12/06/2010

My Comments to the Board on Technology Integration

During paradigm shifts we work to improve the old paradigm while simultaneously creating the new paradigm that will eventually render much of the old paradigm irrelevant. (Thomas Kuhn in his 1962 book, The Structure of Scientific Revolutions)

It’s almost 2011. We’ve been talking about educating for the 21st century for more than a decade now. We have to begin to make clear and consistent steps that put a little walk behind our talk.

CASTLE Director, Scott McLeod illustrates what this alignment of talk and walk might look like in his November 22nd blogpost, “If we were really serious about educational technology.”

We’ll have to become committed to teaching digital citizenship to our students, teachers, parents, and community—rather than ignoring reality by blocking access.

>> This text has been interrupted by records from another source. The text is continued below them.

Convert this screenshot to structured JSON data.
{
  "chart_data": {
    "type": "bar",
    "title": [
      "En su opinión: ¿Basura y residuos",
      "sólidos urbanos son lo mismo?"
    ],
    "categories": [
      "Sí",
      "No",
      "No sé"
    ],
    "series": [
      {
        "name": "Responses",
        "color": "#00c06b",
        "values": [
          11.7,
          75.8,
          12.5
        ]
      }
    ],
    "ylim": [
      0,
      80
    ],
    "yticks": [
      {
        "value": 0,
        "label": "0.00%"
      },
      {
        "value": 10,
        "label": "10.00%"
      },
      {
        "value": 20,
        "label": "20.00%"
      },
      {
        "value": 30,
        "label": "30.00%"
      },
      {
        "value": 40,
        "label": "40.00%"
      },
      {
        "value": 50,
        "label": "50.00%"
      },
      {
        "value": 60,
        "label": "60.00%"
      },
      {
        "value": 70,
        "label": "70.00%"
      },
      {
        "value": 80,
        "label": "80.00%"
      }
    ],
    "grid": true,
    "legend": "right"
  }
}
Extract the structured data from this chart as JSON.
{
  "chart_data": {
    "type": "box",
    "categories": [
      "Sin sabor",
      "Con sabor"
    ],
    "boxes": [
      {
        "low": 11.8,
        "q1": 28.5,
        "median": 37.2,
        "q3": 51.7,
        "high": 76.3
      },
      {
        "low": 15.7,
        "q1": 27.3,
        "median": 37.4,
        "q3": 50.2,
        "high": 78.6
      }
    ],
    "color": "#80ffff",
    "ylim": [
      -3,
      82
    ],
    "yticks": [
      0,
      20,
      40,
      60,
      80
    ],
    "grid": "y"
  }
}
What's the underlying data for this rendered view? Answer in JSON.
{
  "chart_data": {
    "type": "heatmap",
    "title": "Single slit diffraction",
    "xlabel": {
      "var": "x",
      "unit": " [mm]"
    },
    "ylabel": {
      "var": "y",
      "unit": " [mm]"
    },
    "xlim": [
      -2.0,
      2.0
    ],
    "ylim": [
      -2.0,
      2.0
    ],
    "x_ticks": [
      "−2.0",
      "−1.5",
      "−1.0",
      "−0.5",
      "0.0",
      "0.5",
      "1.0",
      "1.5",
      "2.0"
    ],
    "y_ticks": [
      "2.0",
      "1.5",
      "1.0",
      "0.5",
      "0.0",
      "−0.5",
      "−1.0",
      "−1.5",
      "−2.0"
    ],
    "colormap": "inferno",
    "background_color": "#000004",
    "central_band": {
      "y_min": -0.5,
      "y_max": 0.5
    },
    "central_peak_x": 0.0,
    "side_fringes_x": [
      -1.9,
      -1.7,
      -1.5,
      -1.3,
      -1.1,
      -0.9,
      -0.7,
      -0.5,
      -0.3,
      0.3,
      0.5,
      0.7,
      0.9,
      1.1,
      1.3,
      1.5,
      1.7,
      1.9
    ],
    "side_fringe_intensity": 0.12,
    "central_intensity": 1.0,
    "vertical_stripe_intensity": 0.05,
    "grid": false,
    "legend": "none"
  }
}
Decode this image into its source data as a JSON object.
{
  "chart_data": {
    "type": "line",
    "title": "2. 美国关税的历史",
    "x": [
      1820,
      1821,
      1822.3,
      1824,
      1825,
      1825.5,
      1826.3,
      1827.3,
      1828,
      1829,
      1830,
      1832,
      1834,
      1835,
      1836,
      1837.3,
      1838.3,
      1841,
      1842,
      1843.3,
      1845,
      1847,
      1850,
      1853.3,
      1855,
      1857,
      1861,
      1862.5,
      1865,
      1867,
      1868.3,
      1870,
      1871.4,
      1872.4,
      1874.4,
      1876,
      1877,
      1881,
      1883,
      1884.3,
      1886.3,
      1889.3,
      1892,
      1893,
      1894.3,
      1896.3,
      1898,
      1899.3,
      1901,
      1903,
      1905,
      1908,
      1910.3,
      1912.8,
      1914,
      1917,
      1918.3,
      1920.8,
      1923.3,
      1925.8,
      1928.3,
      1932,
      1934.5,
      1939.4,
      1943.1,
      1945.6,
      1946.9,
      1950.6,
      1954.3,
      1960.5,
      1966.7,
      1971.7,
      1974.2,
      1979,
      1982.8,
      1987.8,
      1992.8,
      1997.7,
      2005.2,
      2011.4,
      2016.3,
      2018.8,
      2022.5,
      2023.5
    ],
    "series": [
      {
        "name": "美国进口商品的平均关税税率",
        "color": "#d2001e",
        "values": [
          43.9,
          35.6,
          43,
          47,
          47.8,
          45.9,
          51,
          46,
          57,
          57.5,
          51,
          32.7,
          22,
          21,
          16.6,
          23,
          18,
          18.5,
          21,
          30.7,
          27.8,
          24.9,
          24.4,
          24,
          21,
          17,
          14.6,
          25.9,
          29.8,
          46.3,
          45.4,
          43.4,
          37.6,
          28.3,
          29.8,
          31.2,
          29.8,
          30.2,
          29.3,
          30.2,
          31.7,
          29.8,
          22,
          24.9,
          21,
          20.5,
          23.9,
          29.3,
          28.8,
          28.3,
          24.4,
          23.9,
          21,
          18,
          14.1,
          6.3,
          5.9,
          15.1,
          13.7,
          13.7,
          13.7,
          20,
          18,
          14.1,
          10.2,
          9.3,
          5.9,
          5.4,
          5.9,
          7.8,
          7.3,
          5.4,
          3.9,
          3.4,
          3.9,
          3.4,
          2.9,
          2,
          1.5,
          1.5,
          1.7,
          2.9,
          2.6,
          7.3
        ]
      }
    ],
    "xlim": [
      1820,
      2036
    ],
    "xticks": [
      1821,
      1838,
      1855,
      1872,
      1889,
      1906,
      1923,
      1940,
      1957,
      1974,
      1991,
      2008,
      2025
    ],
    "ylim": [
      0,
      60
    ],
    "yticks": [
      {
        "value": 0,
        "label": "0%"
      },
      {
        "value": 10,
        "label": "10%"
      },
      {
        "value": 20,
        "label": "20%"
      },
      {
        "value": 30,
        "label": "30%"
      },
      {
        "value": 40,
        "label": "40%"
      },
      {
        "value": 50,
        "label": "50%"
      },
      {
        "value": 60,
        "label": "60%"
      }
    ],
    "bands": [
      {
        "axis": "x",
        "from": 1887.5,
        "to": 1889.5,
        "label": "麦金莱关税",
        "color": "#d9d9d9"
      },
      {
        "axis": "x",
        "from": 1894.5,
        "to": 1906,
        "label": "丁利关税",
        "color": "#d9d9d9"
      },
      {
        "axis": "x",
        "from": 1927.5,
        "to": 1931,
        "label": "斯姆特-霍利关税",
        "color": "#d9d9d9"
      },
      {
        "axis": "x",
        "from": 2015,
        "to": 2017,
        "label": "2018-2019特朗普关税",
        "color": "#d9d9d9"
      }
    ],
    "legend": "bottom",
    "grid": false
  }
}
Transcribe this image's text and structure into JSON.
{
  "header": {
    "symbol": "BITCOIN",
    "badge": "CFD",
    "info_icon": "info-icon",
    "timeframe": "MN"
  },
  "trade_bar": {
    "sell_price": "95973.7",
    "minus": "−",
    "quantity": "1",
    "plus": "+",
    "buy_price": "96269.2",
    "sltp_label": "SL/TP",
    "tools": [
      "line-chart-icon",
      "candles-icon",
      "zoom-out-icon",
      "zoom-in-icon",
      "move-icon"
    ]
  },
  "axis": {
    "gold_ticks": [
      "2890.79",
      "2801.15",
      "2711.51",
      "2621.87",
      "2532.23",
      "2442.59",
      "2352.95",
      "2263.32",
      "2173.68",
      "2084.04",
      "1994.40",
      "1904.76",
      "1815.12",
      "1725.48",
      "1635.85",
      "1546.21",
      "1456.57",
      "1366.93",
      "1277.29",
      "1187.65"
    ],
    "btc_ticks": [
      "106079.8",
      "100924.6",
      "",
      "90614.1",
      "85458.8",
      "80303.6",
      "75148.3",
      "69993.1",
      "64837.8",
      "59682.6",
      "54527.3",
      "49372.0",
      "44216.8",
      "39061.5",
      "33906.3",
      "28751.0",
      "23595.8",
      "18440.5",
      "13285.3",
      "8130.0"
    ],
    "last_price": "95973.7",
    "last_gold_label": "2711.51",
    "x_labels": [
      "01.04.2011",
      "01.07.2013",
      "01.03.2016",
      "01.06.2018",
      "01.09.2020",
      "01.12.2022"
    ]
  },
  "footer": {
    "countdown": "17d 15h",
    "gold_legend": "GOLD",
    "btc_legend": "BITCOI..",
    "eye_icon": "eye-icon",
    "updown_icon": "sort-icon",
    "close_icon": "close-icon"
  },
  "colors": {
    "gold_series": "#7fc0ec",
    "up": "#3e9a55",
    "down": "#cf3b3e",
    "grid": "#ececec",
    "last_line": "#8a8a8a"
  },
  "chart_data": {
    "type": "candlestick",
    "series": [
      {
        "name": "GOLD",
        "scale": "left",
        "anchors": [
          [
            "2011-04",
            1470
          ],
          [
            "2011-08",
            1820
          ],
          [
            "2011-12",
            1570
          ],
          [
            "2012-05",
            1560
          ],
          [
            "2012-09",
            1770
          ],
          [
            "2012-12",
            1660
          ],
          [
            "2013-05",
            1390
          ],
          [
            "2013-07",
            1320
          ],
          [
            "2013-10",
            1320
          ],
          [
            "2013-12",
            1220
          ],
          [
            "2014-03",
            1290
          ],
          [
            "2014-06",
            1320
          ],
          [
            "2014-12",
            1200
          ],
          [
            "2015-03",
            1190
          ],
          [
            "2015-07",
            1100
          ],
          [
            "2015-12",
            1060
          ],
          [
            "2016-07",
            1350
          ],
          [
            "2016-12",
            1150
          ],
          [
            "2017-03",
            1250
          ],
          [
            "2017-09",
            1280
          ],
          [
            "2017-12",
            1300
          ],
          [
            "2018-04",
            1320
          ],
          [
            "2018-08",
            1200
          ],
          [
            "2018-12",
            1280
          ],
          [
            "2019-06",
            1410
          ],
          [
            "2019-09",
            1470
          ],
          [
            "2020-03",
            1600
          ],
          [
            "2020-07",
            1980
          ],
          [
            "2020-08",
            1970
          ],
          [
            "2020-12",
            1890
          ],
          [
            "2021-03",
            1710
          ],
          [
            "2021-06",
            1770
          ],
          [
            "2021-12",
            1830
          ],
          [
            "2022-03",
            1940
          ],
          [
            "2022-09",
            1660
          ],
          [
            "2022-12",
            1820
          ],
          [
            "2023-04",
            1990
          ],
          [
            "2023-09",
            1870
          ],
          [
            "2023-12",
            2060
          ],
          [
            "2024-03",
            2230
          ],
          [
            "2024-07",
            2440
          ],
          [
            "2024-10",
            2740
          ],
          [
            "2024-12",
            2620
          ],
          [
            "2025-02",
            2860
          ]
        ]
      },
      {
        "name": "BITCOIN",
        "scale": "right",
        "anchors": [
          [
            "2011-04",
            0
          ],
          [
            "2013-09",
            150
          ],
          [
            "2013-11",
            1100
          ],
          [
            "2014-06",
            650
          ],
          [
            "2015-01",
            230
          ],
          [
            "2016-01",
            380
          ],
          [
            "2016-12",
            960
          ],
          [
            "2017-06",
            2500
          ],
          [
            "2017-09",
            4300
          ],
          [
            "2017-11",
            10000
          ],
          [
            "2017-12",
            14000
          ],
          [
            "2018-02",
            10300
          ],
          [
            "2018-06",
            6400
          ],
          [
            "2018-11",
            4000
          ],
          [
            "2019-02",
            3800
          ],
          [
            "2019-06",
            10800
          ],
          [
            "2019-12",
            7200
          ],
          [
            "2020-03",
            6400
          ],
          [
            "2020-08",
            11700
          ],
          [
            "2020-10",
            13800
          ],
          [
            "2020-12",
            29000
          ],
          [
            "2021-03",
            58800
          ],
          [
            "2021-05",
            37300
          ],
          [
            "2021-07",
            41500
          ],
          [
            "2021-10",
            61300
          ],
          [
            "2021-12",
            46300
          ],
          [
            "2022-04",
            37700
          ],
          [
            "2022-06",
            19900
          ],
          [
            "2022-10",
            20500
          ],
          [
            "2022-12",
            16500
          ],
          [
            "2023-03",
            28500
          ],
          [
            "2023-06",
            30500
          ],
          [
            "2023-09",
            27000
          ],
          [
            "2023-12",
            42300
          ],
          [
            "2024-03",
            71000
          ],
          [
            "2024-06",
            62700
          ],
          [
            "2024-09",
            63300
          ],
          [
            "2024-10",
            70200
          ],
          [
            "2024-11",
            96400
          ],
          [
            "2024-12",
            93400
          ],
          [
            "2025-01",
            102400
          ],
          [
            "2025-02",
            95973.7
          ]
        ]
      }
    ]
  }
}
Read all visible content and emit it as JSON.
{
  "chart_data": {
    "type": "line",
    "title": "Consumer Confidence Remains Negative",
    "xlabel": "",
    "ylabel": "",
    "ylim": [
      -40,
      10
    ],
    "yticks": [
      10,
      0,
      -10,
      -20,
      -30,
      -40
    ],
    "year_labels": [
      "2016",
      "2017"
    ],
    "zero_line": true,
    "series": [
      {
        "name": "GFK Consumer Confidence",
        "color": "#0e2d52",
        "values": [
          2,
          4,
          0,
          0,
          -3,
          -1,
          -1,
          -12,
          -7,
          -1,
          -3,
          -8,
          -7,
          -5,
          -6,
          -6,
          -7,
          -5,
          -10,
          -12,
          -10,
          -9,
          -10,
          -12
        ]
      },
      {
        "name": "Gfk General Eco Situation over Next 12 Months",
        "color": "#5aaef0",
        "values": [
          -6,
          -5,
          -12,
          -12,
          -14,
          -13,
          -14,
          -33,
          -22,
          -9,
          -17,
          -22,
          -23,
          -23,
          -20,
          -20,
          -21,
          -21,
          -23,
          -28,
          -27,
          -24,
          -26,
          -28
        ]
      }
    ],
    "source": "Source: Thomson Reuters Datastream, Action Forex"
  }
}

We’ll have to teach our students to become and commit ourselves to being savvy, critical consumers of the masses of information and gadgets vying for our attention.

We’ll have to become committed to universal access for our students, and that commitment may have to come in the form of a line item in the budget for technology and a public Board position that values technology in budget allocation.

We’ll have to embrace our commitment to lifelong learning in a way we’ve never done before, because I can almost guarantee you the tables will be turned. At times, we adults will be learning at the feet of our students.

And we’ll have to do all this because the world has truly changed. Our primary concern used to be about whether or not our students knew the right content, but now content is readily available anytime, anyplace. I have more computing power on my iPhone than the entire world had in 1950.

We’ll have to embrace a new way of doing business. We’ll have to be committed to integrating technology in a way that transforms learning, not just laying new tech applications over existing practices.

We’ll have to embrace a new mission of ensuring our students have deep conceptual understanding and possess transferrable skills sets, rather than being concerned that they know the capitals of all fifty states. Today I could learn nearly everything I learned in school through YouTube and iTunesU.

In the end, we’re talking about thinking differently. In edu-jargon, we’d be talking about a paradigm shift. The tricky thing about educational paradigm shifts is that we can’t stop and retool. Essentially, we have to rebuild the plane while it’s still flying—with 2000 W-SR kids on board.

It’s truly an exciting time to be in education, and we have a golden opportunity rising just west of here in that beautiful new middle school. Instead of painstakingly retrofitting and retooling an outdated infrastructure to support a new model of learning, we’re building it from the ground up.

Technology decisions are among the hardest to make, because the reality is always that what you purchase today will be improved upon tomorrow, but it is time to start making technology decisions for next year. We are committed to due diligence in determining what’s best—both long and short term—for the district—as well as balancing instructional needs with fiscal realities.